Grandfathering of Pre-Existing Accrual Methods: If an employer provided paid sick leave before January 1, 2015 pursuant to an accrual method different than providing one hour per every 30 hours worked, that program will satisfy the law’s accrual requirements provided an employee (including any employee hired after January 1, 2015) will accrue eight hours of paid sick leave within three months, and the employee is eligible to earn at least 24 hours within nine months.
Unlimited Sick Leave: If an employer provides unlimited paid sick leave or unlimited paid time off, the law’s written notice requirement may be satisfied by indicating on the notice or the employee’s itemized wage statement that such leave is “unlimited.” [Note: Employers should carefully consider the implications of “unlimited” paid time off, and exercise caution when drafting such policies.]
Rate of Pay Clarified: Employers may pay out paid sick leave to nonexempt employees either at the regular rate of pay for the workweek in which the employee uses paid sick leave, or by dividing the employee’s total wages (not including overtime premium pay) by the employee’s total hours worked in the full pay periods of the prior 90 days of employment. Paid sick leave for exempt employees should be calculated the same way as other forms of paid leave time.
Aaron Buckley – Paul, Plevin, Sullivan & Connaughton LLP – San Diego, CA
On Tuesday the Los Angeles City Council voted to raise the city’s minimum wage to $15 an hour by 2020. Los Angeles will join San Francisco, San Jose and Oakland as California cities with minimum wages higher than both the federal and state minimum wages.
The federal minimum wage is $7.25 per hour. California’s state minimum wage is currently $9 per hour, and is scheduled to rise to $10 per hour on January 1, 2016. Employees must be paid the highest minimum wage in effect, which in California is the state minimum wage except in cities that have established their own higher minimum wages.
The City of Los Angeles does not currently have its own minimum wage, but on Tuesday the City Council voted to establish a city minimum wage of $10.50 per hour effective July 1, 2016. Thereafter the city’s minimum wage will increase to $12.00 on July 1, 2017; $13.25 on July 1, 2018; $14.25 on July 1, 2019; and $15.00 on July 1, 2020. Beginning in 2022 the city’s minimum wage will be adjusted for inflation on July 1 of each year.

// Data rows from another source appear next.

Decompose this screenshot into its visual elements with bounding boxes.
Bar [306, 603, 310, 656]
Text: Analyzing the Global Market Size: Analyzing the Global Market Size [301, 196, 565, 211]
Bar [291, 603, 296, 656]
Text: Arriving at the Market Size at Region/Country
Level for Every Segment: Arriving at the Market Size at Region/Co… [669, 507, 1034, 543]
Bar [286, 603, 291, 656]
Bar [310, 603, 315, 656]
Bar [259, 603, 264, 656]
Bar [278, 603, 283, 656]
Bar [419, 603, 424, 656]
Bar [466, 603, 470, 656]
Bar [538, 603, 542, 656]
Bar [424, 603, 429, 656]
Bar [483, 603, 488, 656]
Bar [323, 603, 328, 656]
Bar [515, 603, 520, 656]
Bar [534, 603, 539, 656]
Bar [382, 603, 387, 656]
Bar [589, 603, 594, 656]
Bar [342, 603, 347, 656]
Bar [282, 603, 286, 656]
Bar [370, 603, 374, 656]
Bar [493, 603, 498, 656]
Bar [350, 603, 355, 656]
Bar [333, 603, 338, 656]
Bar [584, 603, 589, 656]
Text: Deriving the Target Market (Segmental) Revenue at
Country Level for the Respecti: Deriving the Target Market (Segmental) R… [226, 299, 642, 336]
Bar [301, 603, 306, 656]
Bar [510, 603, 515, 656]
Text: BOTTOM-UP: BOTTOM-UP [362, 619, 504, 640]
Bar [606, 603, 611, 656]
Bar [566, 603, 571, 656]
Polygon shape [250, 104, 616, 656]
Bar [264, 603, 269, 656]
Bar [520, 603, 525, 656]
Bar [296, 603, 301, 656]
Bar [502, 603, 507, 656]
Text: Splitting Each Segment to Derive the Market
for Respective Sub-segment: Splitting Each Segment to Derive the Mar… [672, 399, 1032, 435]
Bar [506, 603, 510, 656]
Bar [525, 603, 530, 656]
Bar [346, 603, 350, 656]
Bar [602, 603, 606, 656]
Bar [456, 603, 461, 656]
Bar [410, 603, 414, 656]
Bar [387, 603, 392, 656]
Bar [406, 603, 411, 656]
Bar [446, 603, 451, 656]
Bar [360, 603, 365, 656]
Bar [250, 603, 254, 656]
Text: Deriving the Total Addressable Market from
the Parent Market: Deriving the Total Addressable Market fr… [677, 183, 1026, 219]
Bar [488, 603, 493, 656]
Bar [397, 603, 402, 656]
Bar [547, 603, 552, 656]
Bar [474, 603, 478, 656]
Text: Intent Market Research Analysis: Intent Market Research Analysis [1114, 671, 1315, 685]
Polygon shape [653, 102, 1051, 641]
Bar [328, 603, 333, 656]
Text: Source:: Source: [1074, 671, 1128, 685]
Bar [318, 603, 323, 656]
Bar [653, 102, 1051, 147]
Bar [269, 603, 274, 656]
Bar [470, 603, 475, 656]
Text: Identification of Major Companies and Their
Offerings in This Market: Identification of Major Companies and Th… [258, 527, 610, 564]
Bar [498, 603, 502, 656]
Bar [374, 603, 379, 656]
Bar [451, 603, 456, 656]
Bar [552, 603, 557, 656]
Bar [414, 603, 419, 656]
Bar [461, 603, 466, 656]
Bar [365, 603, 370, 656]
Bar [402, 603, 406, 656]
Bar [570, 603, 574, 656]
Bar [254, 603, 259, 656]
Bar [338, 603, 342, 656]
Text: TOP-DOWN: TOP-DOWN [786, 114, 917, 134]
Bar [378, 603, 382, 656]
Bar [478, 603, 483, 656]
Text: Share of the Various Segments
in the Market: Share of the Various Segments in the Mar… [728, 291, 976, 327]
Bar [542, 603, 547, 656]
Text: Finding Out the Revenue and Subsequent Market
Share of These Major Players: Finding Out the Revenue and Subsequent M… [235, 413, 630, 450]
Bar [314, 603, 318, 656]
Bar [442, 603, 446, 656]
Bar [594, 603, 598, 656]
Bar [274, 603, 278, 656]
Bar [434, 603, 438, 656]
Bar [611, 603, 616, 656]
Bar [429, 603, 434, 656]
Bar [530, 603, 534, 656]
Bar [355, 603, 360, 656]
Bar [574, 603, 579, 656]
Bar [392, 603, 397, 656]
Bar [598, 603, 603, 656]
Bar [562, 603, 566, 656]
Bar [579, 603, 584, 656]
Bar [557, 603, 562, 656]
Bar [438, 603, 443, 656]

California cities that already have minimum wages higher than the state minimum wage include San Francisco (currently $12.25 per hour and scheduled to rise to $13 on July 1, 2016; $14 on July 1, 2017; and $15 on July 1, 2018; followed thereafter by annual adjustments for inflation each July 1); San Jose (currently $10.30 per hour and adjusted each January 1 for inflation); and Oakland (currently $12.25 per hour and adjusted each January 1 for inflation).
Meanwhile, San Diego’s minimum wage is on hold. In October 2014 the San Diego City Council voted to establish a city minimum wage that would rise to $11.50 per hour by January of 2017, and would also require employers to provide their employees with up to 40 hours of paid sick leave each year. But opponents of the ordinance gathered enough petition signatures to put the measure to a public vote. It will go into effect only if it survives a June 2016 referendum.
It is becoming increasingly clear that employers can no longer assume that compliance with federal and state laws is enough. The trend of cities establishing their own minimum wages appears to be picking up steam. Employers should take steps to stay abreast of, and comply with, all local minimum wages and other local mandates.